The Children of the Sky is the third novel in Vernor Vinge’s Zones of Thought cycle of novels, three brick-sized, Hugo-award winning novels that are the near-perfect balance of science fiction’s twin traditions of wild speculation and high-intensity storytelling.
A summary of Children’s plot: Imagine bootstrapping a fallen civilization into transcendance using nothing but a collection of hive-mind Machiavellis, a crippled hyperadvanced space-ship, and a pack of surly, scheming orphaned adolescents. Oh, and then there’s the vengeful god ramscooping itself to relativistic speeds a mere 30 lightyears away.
That gives you an idea of just how far-out and far-ahead Vinge is thinking. The story revolves around the refugees from a crashed spaceship — the children of a hubristic human colony that had edged up to the border of the galaxy’s transcendent zone, where hyperadvanced beings can manipulate the very laws of physics. These Icaruses had hoped to raid the gods’ archives and find a shortcut to their own godhood, but instead they woke a monster, one that chased them to a distant world and nearly killed them. But they were saved by a hero who twisted the laws of physics and sent the Blighter Fleet (as the monster was called) thirty lightyears away in the blink of an eye, and died in the process.
Ravna Bergsndot survived the armageddon, and it was she who woke the orphaned children from their coldsleep caskets, and, with them, set about rebuilding a civilization advanced enough to turn back the Blighter again, racing to bring her exile-world from medieval fiefdoms to physics-bending demigods in a mere century.

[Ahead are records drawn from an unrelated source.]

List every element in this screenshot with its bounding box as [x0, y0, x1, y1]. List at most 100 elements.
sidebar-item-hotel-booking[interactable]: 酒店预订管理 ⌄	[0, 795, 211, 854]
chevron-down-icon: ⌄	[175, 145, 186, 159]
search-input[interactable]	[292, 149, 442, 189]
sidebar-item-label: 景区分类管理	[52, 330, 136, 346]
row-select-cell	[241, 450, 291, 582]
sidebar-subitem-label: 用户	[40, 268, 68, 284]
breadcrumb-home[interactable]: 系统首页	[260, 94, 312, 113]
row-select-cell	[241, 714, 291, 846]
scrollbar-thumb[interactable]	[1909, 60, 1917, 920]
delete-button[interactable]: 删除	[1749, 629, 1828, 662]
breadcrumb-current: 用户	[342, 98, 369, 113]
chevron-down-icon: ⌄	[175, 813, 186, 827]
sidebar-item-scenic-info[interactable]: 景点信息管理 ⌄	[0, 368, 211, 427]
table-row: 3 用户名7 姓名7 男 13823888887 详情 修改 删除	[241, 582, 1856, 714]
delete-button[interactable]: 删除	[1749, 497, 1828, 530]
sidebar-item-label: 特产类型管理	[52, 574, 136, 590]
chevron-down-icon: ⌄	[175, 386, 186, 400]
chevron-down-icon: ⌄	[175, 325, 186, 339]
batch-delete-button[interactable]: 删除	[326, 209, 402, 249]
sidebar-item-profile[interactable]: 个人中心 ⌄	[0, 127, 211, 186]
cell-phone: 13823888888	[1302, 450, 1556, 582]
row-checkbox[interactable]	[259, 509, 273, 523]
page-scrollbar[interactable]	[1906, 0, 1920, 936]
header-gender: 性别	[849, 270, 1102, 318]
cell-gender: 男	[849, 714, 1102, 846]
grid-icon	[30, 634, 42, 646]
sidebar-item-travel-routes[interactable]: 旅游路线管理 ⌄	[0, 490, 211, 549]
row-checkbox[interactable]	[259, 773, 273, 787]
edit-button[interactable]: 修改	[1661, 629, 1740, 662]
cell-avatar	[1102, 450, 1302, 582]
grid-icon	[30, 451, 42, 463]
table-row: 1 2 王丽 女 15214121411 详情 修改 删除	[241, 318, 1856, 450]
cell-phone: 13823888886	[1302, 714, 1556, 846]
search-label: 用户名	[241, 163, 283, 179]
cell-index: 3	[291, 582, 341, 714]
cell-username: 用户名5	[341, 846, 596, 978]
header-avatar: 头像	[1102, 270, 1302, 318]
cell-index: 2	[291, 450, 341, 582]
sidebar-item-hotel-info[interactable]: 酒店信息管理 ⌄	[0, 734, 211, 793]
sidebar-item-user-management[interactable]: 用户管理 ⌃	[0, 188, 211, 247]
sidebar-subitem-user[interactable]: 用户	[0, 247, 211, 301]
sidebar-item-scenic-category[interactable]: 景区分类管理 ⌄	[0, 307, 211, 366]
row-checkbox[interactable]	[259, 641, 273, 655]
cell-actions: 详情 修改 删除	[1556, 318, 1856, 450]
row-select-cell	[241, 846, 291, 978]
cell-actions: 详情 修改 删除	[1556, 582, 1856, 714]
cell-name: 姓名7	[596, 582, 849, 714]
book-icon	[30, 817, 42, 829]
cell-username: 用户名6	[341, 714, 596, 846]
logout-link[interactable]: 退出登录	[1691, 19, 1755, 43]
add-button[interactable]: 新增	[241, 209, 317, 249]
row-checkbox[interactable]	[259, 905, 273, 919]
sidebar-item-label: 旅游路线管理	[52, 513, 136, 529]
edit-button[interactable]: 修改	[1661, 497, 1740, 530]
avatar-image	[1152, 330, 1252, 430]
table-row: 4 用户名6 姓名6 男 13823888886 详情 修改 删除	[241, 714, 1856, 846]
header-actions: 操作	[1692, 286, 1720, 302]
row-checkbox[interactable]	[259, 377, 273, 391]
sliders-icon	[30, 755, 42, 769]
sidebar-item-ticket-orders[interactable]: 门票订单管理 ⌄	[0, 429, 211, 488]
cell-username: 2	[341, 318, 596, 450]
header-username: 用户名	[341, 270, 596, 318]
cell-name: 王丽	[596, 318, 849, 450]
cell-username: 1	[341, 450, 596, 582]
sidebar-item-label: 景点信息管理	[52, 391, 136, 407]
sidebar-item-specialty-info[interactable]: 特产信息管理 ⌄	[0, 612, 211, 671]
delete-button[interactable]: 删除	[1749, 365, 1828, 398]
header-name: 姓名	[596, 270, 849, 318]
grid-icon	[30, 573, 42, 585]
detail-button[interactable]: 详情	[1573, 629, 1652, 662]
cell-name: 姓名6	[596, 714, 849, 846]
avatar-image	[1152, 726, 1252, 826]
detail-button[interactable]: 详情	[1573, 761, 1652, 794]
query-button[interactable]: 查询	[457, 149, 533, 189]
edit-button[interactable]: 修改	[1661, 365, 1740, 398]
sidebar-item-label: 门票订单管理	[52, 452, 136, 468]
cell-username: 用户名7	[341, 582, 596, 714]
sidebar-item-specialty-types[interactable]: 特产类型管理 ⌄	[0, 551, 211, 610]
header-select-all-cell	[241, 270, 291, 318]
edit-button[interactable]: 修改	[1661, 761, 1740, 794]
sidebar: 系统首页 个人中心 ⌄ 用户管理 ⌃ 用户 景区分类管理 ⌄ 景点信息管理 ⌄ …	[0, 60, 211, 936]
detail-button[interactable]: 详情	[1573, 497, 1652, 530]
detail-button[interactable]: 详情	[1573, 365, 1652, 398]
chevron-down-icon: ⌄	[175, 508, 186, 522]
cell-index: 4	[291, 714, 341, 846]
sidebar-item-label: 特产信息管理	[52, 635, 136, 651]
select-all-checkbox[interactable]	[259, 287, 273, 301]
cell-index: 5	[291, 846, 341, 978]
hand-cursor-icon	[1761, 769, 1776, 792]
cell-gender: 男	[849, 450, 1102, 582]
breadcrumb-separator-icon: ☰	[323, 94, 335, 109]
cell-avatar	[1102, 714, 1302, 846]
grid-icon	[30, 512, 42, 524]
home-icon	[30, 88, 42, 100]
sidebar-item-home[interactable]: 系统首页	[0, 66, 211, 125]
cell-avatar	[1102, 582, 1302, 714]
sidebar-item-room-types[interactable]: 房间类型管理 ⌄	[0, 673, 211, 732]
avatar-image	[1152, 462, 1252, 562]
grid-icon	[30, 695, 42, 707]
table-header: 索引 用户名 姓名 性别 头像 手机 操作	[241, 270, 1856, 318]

In this, the humans are aided by the Tines, a race of doglike hive-intelligences. Three or more Tines come together and form a collective consciousness, synchronizing with high-speed, ultrasonic chirps. A literal society of minds, the Tines are essentially immortal — they need merely replace injured or killed individuals with new members. But the Tines are sorely limited in ways as well: if two Tines get to close to one another, their “mindsounds” will mingle, and their consciousness dissolve. Adding new Tines to a pack-individual can change its identity, sometimes creating new and unrecognizable packs.
Even with the Tines’ ingenuity, Ravna’s quest would be hopeless, except that she is able to avail herself of the libraries of the Out of Band II — the crashed starship that brought them to the Tines’ world — and its endless archive recording other civilizations that had bootstrapped themselves out of similar situations. With the Oobii, this should be nothing more than a serious engineering challenge.
But even the children of near demigods are not immune to human frailty and scheming. And the Tines are hardly universally benevolent. What starts out as a fascinating thought-exercise in how you could combine knowledge, computation and raw materials to make an advanced civilization out of stone-age conditions quickly turns into a fabulous novel of intrigue and politics, as crosses, double-crosses and triple-crosses pit Tines and humans against one another in a quest for power, dominance, and vengeance.
Vinge’s explosive imagination and deft storytelling make epics zip past like hummingbirds — you’ll steal daytime moments to read more, and lie awake at night contemplating what you’ve read. Vinge is best known for the mind-bending ideas that his science fiction delivers like a warhead (he came up with the notion of the “Singularity,” among other things), but the missile is as well-engineered as its payload: Children is an adventure story with teeth, mindbending technical speculation blended with graceful storytelling.
This is the third (and not the concluding) volume in the cycle. The first two are A Fire Upon the Deep and A Deepness in the Sky. Theoretically, you could follow Children‘s plot well enough without the benefit of the first two, but they are such treats themselves, you’d be depriving yourself if you did.